Следуя этому классическому рассуждению, можно представить себе и такую картину: определенные западные ученые принимают суфизм, пристрастившись к эротическому языку азиатов, и этим выдают себя как эротоманы (разумеется, тайные т. к. никто в этом публично не признался бы). При этом сами эти ученые себя оправдывают, ссылаясь на мнение одного кембриджского профессора, который со всем уважением к суфизму назвал его «продуктом первобытной религии арийской расы». Если суфийский символизм, однако, ничего общего не имеет со всеми вышеприведенными измышлениями, олицетворяя собой скорее живой опыт, мы сможем убедиться, что суфизм отличается гораздо большей гибкостью, чем полагают самые убежденные его сторонники. Иначе, тот, кто настаивает на буквальном понимании суфизма, должен быть в состоянии выпить сотню океанов, поклоняться идолам, в то же время, не поклоняясь им, пьяным отправиться в Китай, быть в мире и не от мира, не говоря уже об обладании сотнями лун и солнц.

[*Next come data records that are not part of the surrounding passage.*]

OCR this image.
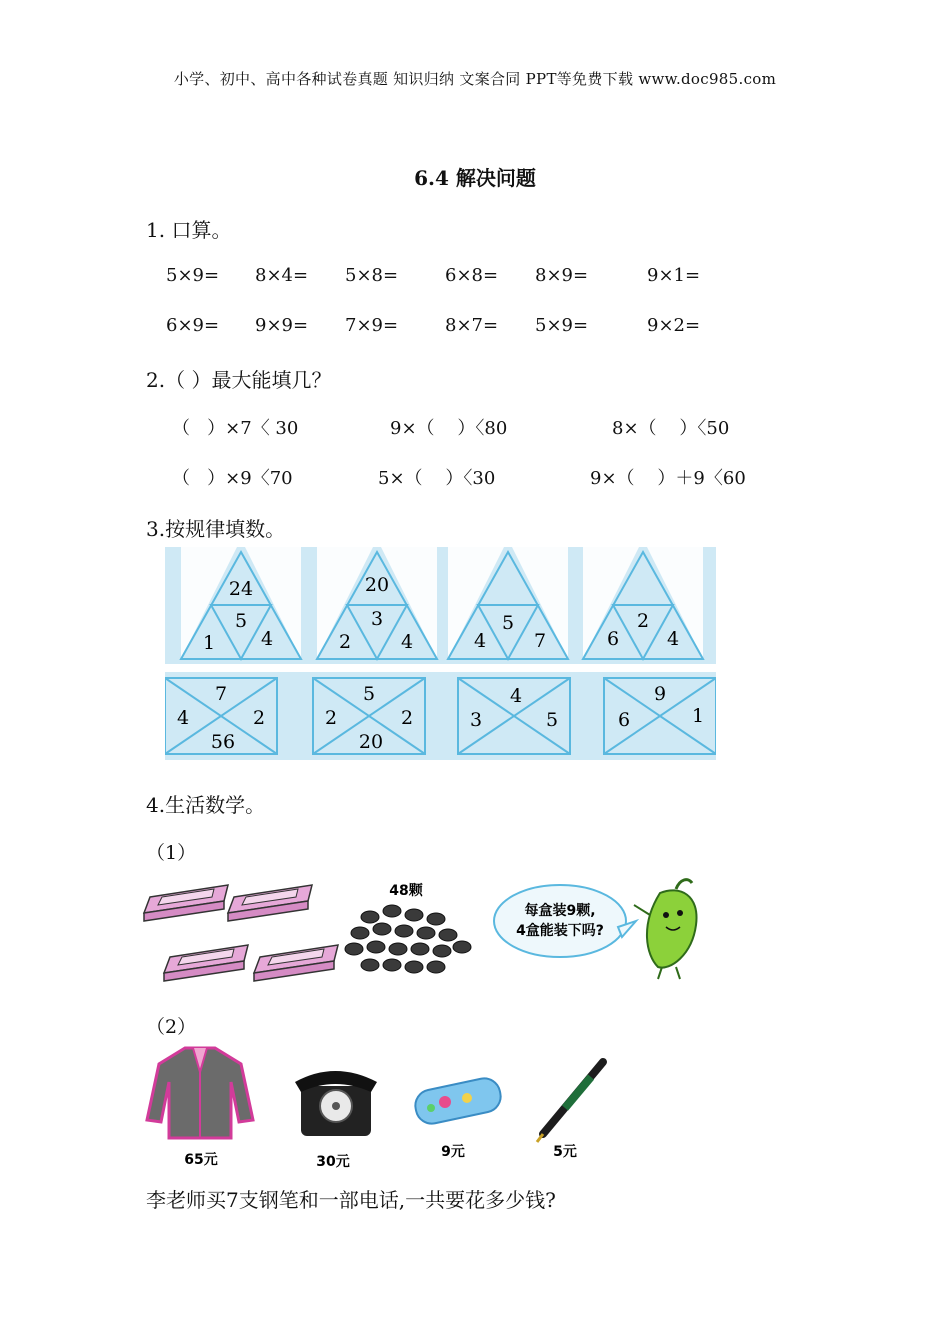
小学、初中、高中各种试卷真题 知识归纳 文案合同 PPT等免费下载 www.doc985.com
6.4 解决问题
1. 口算。
5×9= 8×4= 5×8=	6×8= 8×9=	9×1=
6×9= 9×9= 7×9=	8×7= 5×9=	9×2=
2.（ ）最大能填几？
（   ）×7〈 30	9×（    ）〈80	8×（    ）〈50
（   ）×9〈70	5×（    ）〈30	9×（    ）＋9〈60
3.按规律填数。
24
5
1 4
20
3
2	4
5
4	7
2
6	4
7
4	2
56
5
2	2
20
4
3	5
9
6	1
4.生活数学。
（1）
48颗
每盒装9颗,
4盒能装下吗?
（2）
65元	30元
9元	5元
李老师买7支钢笔和一部电话,一共要花多少钱?
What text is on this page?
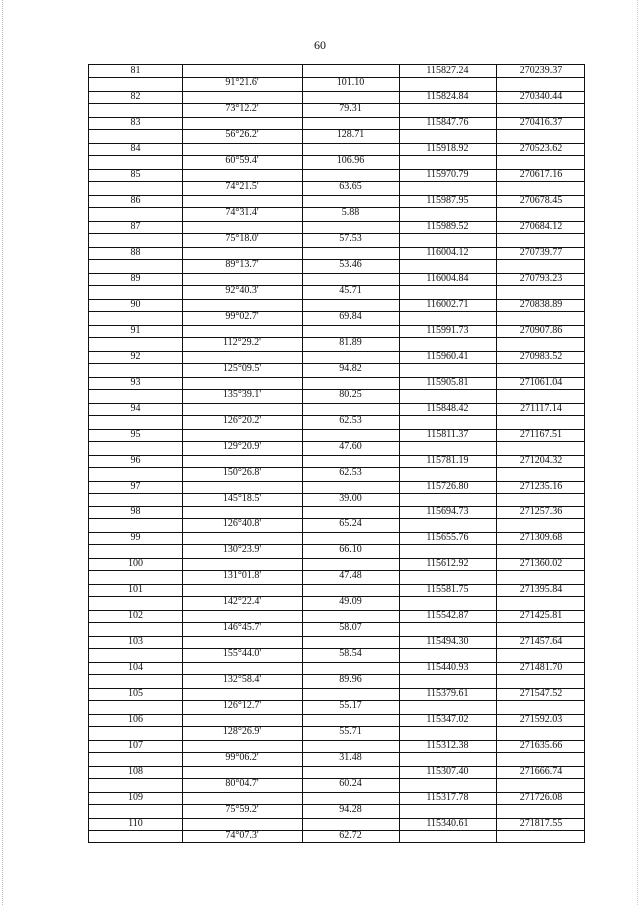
60
81	115827.24	270239.37
91°21.6'	101.10
82	115824.84	270340.44
73°12.2'	79.31
83	115847.76	270416.37
56°26.2'	128.71
84	115918.92	270523.62
60°59.4'	106.96
85	115970.79	270617.16
74°21.5'	63.65
86	115987.95	270678.45
74°31.4'	5.88
87	115989.52	270684.12
75°18.0'	57.53
88	116004.12	270739.77
89°13.7'	53.46
89	116004.84	270793.23
92°40.3'	45.71
90	116002.71	270838.89
99°02.7'	69.84
91	115991.73	270907.86
112°29.2'	81.89
92	115960.41	270983.52
125°09.5'	94.82
93	115905.81	271061.04
135°39.1'	80.25
94	115848.42	271117.14
126°20.2'	62.53
95	115811.37	271167.51
129°20.9'	47.60
96	115781.19	271204.32
150°26.8'	62.53
97	115726.80	271235.16
145°18.5'	39.00
98	115694.73	271257.36
126°40.8'	65.24
99	115655.76	271309.68
130°23.9'	66.10
100	115612.92	271360.02
131°01.8'	47.48
101	115581.75	271395.84
142°22.4'	49.09
102	115542.87	271425.81
146°45.7'	58.07
103	115494.30	271457.64
155°44.0'	58.54
104	115440.93	271481.70
132°58.4'	89.96
105	115379.61	271547.52
126°12.7'	55.17
106	115347.02	271592.03
128°26.9'	55.71
107	115312.38	271635.66
99°06.2'	31.48
108	115307.40	271666.74
80°04.7'	60.24
109	115317.78	271726.08
75°59.2'	94.28
110	115340.61	271817.55
74°07.3'	62.72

Такие выдающиеся специалисты, как Эвелин Андерхилл, уже дали хороший ответ защитникам буквального толкования мистических проявлений:

«Символ, другими словами, одежда, которую духовное заимствует у материального, служит формой художественного выражения. То есть, мы здесь имеем дело с метафорой, которую не следует понимать буквально, хотя художник, использующий метафорическую форму, подчас может и забывать об этом различии. Поэтому люди, воображающие, что “духовный брак” св. Екатерины или св. Терезы прикрывает извращенную сексуальность, что видение Священного сердца представляет собой какой-нибудь невероятный анатомический опыт, или что божественное опьянение суфиев является апофеозом пьянства, попросту проявляют свое непонимание принципов, на которых основано искусство: они становятся похожими на даму, решившую, что Блейк, наверное, сошел с ума, раз он сказал, что потрогал пальцами небо».[19]